I was with my abuser when several of his other victims came forward about his abuse. I wasn’t shocked at their stories (which should have been shocking to me, in the moment), but I felt patronized when anyone tried to tell me I was being abused, and I think that’s because victims are already denied so much agency – by that point my entire life was being dictated by him, his wants, his needs, his moods – that I couldn’t stand yet another person trying to dictate my reality. And besides, listening to those other voices, believing them, would mean I’d have to face reality, to face the real him, but he’d already stripped away so much of my personhood that I didn’t have an “I” with which to face him. I was a nobody. Just a body. And he loved that body. He loved that body more than I had ever loved that body, and, growing up being shamed for my body – by both my father (“hey there, fatty,” “hey there, bubble-butt”), and body-critical American culture, it felt good, for once, to not be ashamed of my body, even though I was depressed, even though he was mean to me, even though I was scared of him, even though he wouldn’t take no for an answer –at least I was sexy as fuck, and I took this distorted thinking as some sort of liberation, some sort of power, when really that was exactly how he wanted me to feel – liberated, beautiful, not abused

My psuedo-liberation was a product of his emotional and sexual abuse and only reinforced his control over me. He didn’t love my body – he loved using my body. And he damn did he use it up. If I hated it before I don’t know what to call my relationship with it now. There isn’t one. Numbness.  

Patriarchy at large functions in much the same way – it denies its own existence through pseudo-liberation of marginalized groups, i.e. claiming that something like Fifty Shades  is all about giving women permission to openly talk about sex and is therefore progressive, when what it’s actually doing is further normalizing male narratives of sexual violence, which in turn only reinforces the power of those already in power, i.e. not women.  

And it’s not “just a book.” What is “just a book,” anyway? We shape our reality through language and stories. Language and stories reinforce our attitudes and beliefs about the world. No book is “just a book.” No movie is “just a movie." 

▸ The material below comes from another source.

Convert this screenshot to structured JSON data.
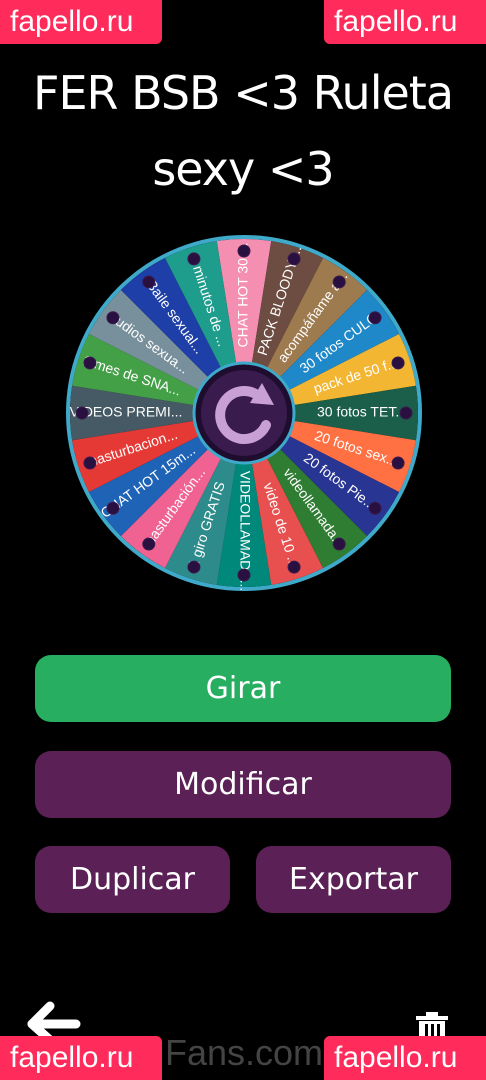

Part of me wishes I was able to read the book myself and draw more specific connections between Christian Grey and my abuser, the similarities and differences between them and how both are important to note – no two abusers are exactly the same, especially since many are very skilled at adapting their tactics to the personality and environment of the victim – but the foundation is the same – manipulation, control, confusion, fear, all wrapped up in a big red bow labeled LOVE. 

A year ago on Valentine’s Day I remember fantasizing about telling someone that my fiancee was abusing me. But am I being abused? I asked myself this so many times, entirely oblivious to the fact that the answer to my question lay in my need to ask it so many times. 

A year ago I was at work, not at all excited for Valentine’s Day. I thought, How could all this rage be love? I was scared to go home, to this apartment. But I went because there was nowhere else to go, and there he was, all showered and clean, with a bottle of champagne and a several-hundred dollar diamond bracelet he’d spent the day searching for at the Mall of America, a handwritten card he’d diligently worked on at the coffee shop. 

I am so in love with you I am so in love with you I am so in love with you 

Over and over I read the card. It was like water in the desert – I was thirsting for affection, romance, emotional intimacy – signs of all the things that had led me here in the first place, signs that I wasn’t crazy, that I wasn’t being abused, that everything would be okay… 

Fifty Shades of Grey is and will continue to be popular and there’s not much I can do about that. Women around the world are and will continue to be abused at alarmingly high rates, and there’s not much I can do about that either. But I’ll keep writing when I can, I’ll keep supporting other victims, and instead of seeing Fifty Shades of Grey I’m going to donate the ten dollars a movie ticket would cost me to The Domestic Violence Relief Fund. I hope you’ll consider doing the same. 

P.S. a few months later I burned that fucking card.